Oversight/collation of results
As stated above a key limitation in current approaches to EQA is the lack of a truly global approach. In addition to the factors mentioned above, it is also necessary for the information generated to be reviewed at the international level, for example by an appropriate international professional body. For example if raw data from programs with commutable materials and similar method classification could be combined, then a review could assess the overall variation and identify manufacturers that deviated significantly from other suppliers. Such accumulation of data would be less robust without the use of commutable materials. If there was also reference method value assignment in some of the programs, the deviation from reference targets could be assessed by country as well as manufacturer. As more information is included, e.g. wider range of concentration, recording of lot numbers, then more detailed analysis of the factors affecting global comparability of results can be assessed. Review of this type of data could advise manufacturers and laboratories about current assay performance, identify areas of need for improvement in comparability, and allow advice to researchers, guideline writers and clinicians regarding interpretation of results from different parts of the world.

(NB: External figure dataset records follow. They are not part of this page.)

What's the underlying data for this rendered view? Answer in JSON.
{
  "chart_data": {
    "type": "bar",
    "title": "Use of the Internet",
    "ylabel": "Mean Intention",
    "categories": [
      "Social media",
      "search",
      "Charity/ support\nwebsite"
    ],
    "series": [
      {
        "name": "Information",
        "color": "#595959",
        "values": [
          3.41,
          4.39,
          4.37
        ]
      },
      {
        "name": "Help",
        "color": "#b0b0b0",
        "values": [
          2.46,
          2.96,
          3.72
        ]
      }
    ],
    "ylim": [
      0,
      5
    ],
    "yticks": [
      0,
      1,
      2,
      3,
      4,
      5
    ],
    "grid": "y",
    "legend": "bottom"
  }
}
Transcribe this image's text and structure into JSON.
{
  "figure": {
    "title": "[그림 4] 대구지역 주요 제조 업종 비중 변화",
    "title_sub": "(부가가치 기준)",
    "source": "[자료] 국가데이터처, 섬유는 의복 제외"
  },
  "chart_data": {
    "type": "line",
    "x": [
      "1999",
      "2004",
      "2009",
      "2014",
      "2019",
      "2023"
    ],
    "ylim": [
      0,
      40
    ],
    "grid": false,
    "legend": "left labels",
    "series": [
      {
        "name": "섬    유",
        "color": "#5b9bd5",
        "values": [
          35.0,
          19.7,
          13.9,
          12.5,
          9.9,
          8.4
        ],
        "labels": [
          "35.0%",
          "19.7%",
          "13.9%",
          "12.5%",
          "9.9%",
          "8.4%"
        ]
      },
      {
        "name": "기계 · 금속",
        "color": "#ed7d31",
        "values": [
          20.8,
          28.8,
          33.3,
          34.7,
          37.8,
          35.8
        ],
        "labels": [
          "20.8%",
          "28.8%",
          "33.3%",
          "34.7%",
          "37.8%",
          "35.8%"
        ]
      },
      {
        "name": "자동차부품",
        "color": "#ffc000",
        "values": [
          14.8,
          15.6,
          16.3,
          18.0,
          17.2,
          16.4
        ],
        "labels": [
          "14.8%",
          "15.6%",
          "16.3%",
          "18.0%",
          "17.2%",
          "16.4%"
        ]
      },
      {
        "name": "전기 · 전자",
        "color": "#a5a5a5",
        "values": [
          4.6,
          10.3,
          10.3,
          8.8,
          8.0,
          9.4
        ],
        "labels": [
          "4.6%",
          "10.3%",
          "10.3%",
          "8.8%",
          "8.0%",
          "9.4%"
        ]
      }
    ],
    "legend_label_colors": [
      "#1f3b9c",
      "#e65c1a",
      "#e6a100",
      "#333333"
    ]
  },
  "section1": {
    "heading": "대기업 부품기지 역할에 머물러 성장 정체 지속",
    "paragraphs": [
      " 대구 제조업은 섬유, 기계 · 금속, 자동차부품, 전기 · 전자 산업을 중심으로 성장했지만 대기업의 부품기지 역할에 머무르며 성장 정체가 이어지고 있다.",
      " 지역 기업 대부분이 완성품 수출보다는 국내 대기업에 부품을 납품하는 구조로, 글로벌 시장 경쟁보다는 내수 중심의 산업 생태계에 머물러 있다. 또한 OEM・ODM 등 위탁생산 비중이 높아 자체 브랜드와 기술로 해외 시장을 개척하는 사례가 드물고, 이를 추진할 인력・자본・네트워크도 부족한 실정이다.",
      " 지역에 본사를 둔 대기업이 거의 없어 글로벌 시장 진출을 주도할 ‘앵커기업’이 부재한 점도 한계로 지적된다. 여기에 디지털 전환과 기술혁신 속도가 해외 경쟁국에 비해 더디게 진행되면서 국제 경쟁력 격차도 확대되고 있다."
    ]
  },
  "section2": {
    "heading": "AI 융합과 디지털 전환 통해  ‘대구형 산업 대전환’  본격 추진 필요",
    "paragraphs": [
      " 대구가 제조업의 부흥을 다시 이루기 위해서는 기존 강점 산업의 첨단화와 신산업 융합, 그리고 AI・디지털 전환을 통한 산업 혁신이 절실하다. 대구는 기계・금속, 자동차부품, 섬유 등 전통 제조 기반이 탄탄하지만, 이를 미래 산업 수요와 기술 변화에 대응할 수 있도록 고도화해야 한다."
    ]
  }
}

There is no doubt that laboratory medicine is a global activity. This is true with regard to the generation of interpretive information through clinical trials, the nature of the major diagnostic manufacturing companies and efforts such as the JCTLM to improve result traceability. These actions can all be described as international harmonization, of the results and the information. By contrast, there has been relatively little activity to address EQA issues on a global scale. By way of example there is no global organisation providing leadership and facilitating communication amongst EQA providers.
There are a number of steps that can be taken to improve the situation. A major advance could include further development of global programs. Even within the current practise of many smaller programs, improvements can be made with the use of commutable material, value assignment with higher order references, common data analysis and performance specifications and harmonized method classification. In practice, these will only happen with co-ordinated action amongst EQA programs allowing adoption of common practices and detailed review of the results produced from the many programs currently available. The role of individual laboratories is also important in driving improvements in EQA by selecting programs with the characteristics described in this paper. The continued global harmonization of laboratory all activities, specifically including analytical performance, can deliver uniform, evidence-based practice, but this must verified by EQA which is fit to support this purpose.